Secretary of the Chernihiv City Council
- In office 20 November 2020 – 20 December 2024

Acting Mayor of Chernihiv
- In office 9 February 2023 – 20 December 2024
- Preceded by: Vladyslav Atroshenko

Personal details
- Party: Ukrainian Democratic Alliance for Reform
- Alma mater: Chernihiv Collegium National University named after T. G. Shevchenko, Ukrainian School of Political Studies

= Oleksandr Lomako =

Ukrainian politician

Oleksandr Anatoliiovych Lomako (Олекса́ндр Анато́лійович Лома́ко; born 27 November 1984) is a Ukrainian politician. He was a secretary of the Chernihiv City Council of the 8th convocation and served as an acting mayor of Chernihiv from 1 February 2023 until 20 December 2024. Lomako is the leader of the UDAR party in Chernihiv Oblast.

== Political career ==
=== Secretary of the Chernihiv city council (2020-2023) ===
In the local elections of 2020, the "Native House" party showed one of the highest results in Ukraine, and the mayor Atroshenko was re-elected with the third result in Ukraine among city mayors. On 31 July 2021, the Homeland Party and UDAR parties signed a Memorandum of Cooperation and joint participation in the next parliamentary elections in Chernihiv. On November 3, 2021, Oleksandr Lomako headed the regional organization of the UDAR Vitaliy Klitschka party in Chernihiv Oblast.

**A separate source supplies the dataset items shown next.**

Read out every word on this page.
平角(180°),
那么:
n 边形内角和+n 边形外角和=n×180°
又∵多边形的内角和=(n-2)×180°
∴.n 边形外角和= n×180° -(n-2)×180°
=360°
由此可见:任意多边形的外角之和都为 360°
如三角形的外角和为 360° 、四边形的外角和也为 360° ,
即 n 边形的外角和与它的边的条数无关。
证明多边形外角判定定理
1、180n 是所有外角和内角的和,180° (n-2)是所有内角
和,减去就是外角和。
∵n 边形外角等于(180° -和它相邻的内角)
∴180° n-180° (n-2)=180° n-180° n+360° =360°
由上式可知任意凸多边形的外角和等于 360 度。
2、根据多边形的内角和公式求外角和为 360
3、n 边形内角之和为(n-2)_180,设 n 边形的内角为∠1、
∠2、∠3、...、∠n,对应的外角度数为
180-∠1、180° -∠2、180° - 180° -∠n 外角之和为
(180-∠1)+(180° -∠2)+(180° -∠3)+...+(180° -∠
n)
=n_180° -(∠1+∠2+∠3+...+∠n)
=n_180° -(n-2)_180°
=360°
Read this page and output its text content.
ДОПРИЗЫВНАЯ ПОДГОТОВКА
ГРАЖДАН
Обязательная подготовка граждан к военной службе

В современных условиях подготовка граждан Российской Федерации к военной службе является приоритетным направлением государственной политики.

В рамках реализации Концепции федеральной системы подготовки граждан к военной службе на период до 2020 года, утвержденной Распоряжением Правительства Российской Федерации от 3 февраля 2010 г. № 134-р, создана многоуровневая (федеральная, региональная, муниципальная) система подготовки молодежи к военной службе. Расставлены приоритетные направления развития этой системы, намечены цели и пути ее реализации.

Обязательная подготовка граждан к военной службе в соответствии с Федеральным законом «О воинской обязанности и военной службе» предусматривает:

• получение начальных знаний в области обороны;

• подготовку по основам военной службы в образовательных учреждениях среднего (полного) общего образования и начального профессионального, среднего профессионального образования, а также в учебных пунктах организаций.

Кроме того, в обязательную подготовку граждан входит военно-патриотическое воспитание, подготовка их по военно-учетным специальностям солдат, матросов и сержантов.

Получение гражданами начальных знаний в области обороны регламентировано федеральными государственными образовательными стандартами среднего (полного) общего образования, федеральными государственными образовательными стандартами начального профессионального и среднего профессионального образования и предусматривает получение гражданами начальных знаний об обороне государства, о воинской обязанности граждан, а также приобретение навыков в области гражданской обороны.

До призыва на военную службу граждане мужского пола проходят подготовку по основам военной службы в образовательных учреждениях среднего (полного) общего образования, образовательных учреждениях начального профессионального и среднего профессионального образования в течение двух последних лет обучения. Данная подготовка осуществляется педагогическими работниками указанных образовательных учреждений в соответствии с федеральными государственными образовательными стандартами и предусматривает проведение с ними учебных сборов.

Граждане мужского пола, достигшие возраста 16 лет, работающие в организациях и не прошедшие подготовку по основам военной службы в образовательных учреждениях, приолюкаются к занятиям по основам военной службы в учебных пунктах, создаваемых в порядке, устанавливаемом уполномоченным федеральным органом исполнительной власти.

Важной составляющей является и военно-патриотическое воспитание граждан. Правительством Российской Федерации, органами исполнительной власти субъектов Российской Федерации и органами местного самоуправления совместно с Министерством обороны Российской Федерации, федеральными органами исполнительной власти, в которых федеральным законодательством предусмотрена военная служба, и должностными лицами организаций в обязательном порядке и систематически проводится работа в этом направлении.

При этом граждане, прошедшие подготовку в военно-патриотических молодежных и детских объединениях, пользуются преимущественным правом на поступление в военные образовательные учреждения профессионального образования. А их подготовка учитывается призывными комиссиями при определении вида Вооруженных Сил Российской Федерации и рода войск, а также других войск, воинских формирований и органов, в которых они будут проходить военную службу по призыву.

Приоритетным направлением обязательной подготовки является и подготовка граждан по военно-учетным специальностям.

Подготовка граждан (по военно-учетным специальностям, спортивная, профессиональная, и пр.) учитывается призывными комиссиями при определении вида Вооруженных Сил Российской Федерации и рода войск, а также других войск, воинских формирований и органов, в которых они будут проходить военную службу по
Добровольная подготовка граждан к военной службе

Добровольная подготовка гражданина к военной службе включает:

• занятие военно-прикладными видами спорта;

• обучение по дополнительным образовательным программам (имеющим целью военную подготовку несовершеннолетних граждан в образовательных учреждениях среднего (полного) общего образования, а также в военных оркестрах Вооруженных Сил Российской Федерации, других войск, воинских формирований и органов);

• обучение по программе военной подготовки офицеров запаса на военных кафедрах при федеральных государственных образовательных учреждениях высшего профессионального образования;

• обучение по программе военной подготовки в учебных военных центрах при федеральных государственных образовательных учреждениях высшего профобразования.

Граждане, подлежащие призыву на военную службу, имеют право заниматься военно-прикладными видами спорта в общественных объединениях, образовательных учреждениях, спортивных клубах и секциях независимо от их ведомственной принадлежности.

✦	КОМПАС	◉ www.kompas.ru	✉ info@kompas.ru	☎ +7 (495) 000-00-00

=== Mayor of Chernihiv (2023-2024) ===
From 1 February 2023 to 20 December 2024 Lomako was the acting mayor of Chernihiv.

== Investigations ==
In September 2023, the SBU searched Lomako's home. The basis for the search was the decision of the Kyiv Court. In September 2024, repeated searches were conducted as part of the case of illegal land allocation.

In January 2025, Lomako was detained by law enforcement agencies in Chernihiv and taken to an unknown destination. His associate from the UDAR party, Artur Palatnyi, considered it political repressions.